Ripple is trying to gain a foothold in the international payments market. NEO (NEO / USD) is working on a platform to expand smart contracts. NEM manages and builds smart assets. And the developers of Dash (DASH / USD) are trying to solve the problem of digital payments in a new way.

  • Ripple (XRP): $ 0,8 (8 / 9 / 9 / 7 / 8)
  • NEM (NEM): $ 0,4 (8 / 8 / 8 / 7 / 9)
  • NEO (NEO): $ 84 (9 / 7 / 8 / 7 / 9)
  • Dash (DASH): $ 487 (8 / 9 / 6 / 9 / 8)

Anonymous crypto currencies

The goal of other cryptocurrencies, for example, Zcash (ZEC / USD) or Monero (XMR / USD), is to maintain a high anonymity of users and to keep transactions secret. Each of them is arranged in its own way and has unique characteristics. And since confidentiality is one of the fundamental foundations of cryptomir, there will surely be a place in your portfolio for representatives of this category:

  • Zcash (ZEC): $ 283 (10 / 8 / 8 / 7 / 8)
  • Monero (XMR): $ 253 (9 / 8 / 6 / 8 / 8)

Protocol-related cryptocurrencies

Since we are in the early stages of developing decentralized and blockchain applications, many of the platforms are focused on protocols. In the future, cryptocurrencies will be predominantly tied to applications, but first you need to build the appropriate blockchain infrastructure, so you can include at least one of these cryptocurrencies in your portfolio: EOS (EOS / USD), IOTA (IOTA / USD), MaidSafe or BAT (BAT / USD).

  • EOS (EOS): $ 5,7 (10 / 8 / 9 / 6 / 9)
  • IOTA (MIOTA): $ 1,3 (10 / 8 / 9 / 8)
  • MaidSafe (MAID): $ 0,3 (9 / 9 / 8 / 8 / 9)
  • BAT Token (BAT): $ 0,3 (7 / 7 / 8 / 8 / 8)

Other promising currencies and tokens

The following cryptocurrencies are highly speculative, but have a certain potential. Many of them focus on applications that are based on the protocols mentioned above. It is better to refrain from buying until they mature, and take up the formation of a basic cryptocurrency portfolio. Nevertheless, we list several possible options:

  • Metal (MTL): $ 4
  • Steem (STEEM): $ 2,5
  • Tierion (TNT): $ 0,07
  • Augur (REP): $ 35
  • TenX (PAY): $ 1,4
  • 0x (ZRX): $ 0,6
  • Sense (SENSE): $ 0,03
  • CRYPTO20 (C20): $ 1,5

Tip: Avoid ICO

Today in the cryptocurrency market you can find a lot of questionable primary offerings. Many companies conducting ICO have neither a finished product, nor stable revenue. 90% ICO is devoid of intrinsic value, and the majority of coins issued today are cheaper than during initial placement.
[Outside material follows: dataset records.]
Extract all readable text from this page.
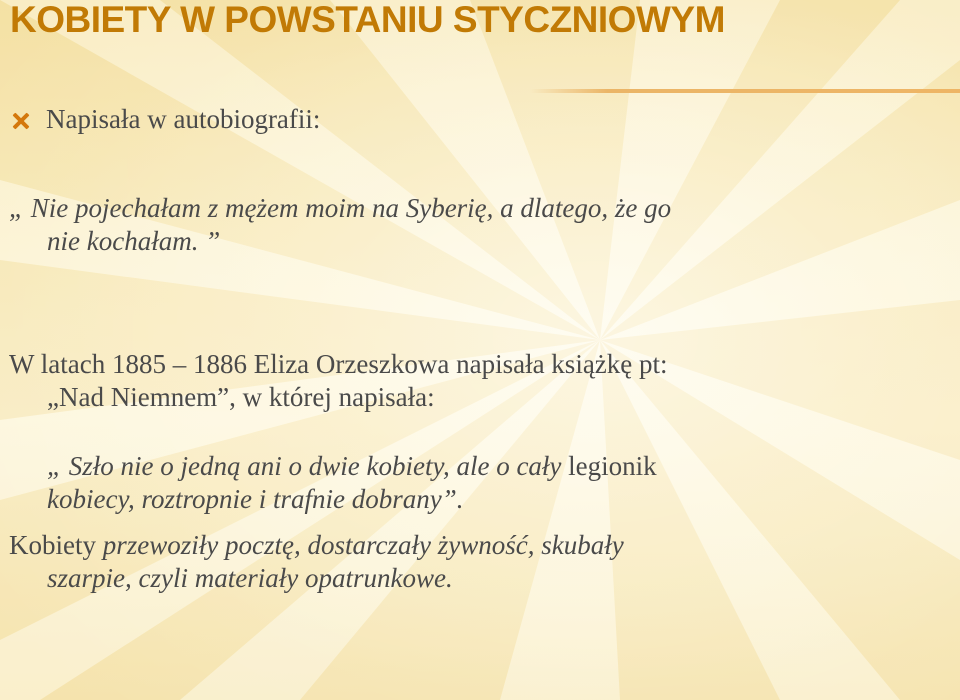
KOBIETY W POWSTANIU STYCZNIOWYM
Napisała w autobiografii:
„ Nie pojechałam z mężem moim na Syberię, a dlatego, że go
nie kochałam. ”
W latach 1885 – 1886 Eliza Orzeszkowa napisała książkę pt:
„Nad Niemnem”, w której napisała:
„ Szło nie o jedną ani o dwie kobiety, ale o cały legionik
kobiecy, roztropnie i trafnie dobrany”.
Kobiety przewoziły pocztę, dostarczały żywność, skubały
szarpie, czyli materiały opatrunkowe.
Sooner or later, regulators around the world will take control of this market segment. And the process will be painful for all its participants. Invest in ICO only when there will be mandatory norms for all and projects will be really promising.
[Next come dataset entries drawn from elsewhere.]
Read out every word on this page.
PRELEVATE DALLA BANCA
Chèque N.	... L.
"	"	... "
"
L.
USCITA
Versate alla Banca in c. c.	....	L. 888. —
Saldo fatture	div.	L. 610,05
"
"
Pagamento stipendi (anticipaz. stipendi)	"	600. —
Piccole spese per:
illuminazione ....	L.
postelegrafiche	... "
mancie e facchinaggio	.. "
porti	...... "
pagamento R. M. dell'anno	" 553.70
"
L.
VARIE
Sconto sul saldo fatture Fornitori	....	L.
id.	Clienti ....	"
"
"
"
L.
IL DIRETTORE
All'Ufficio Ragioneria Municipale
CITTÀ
What your cryptocurrency portfolio might look like

Assets in the portfolio can be distributed as follows:

  • Bitcoin (35%): main asset;
  • Ether (35%): primary asset;
  • Ripple (10%): minor asset, money transfer platform, diversification;
  • Zcash (5%): anonymity / confidentiality, specific application of evidence with zero disclosure;
  • EOS (10%): cryptocurrency linked to a protocol. Based on Ether, large targeted market, long term rate;
  • IOTA (5%): cryptocurrency tied to a protocol. Strives to become the basis of IoT, a large targeted market, long-term rate.

The inclusion in the portfolio of three to nine cryptocurrencies will optimize profitability and reduce risks. In addition, it can be digital assets with great growth potential that can outrun bitcoin and the air. Before selecting candidates for purchase, it is recommended to establish a minimum threshold for market capitalization. You should not invest in cryptocurrencies with a capitalization of less than 100 million dollars.

It should be noted that over time, the portfolio may lose relevance due to the dynamic nature of the market and cryptocurrency space. Use the principles described in this article for current and future investments.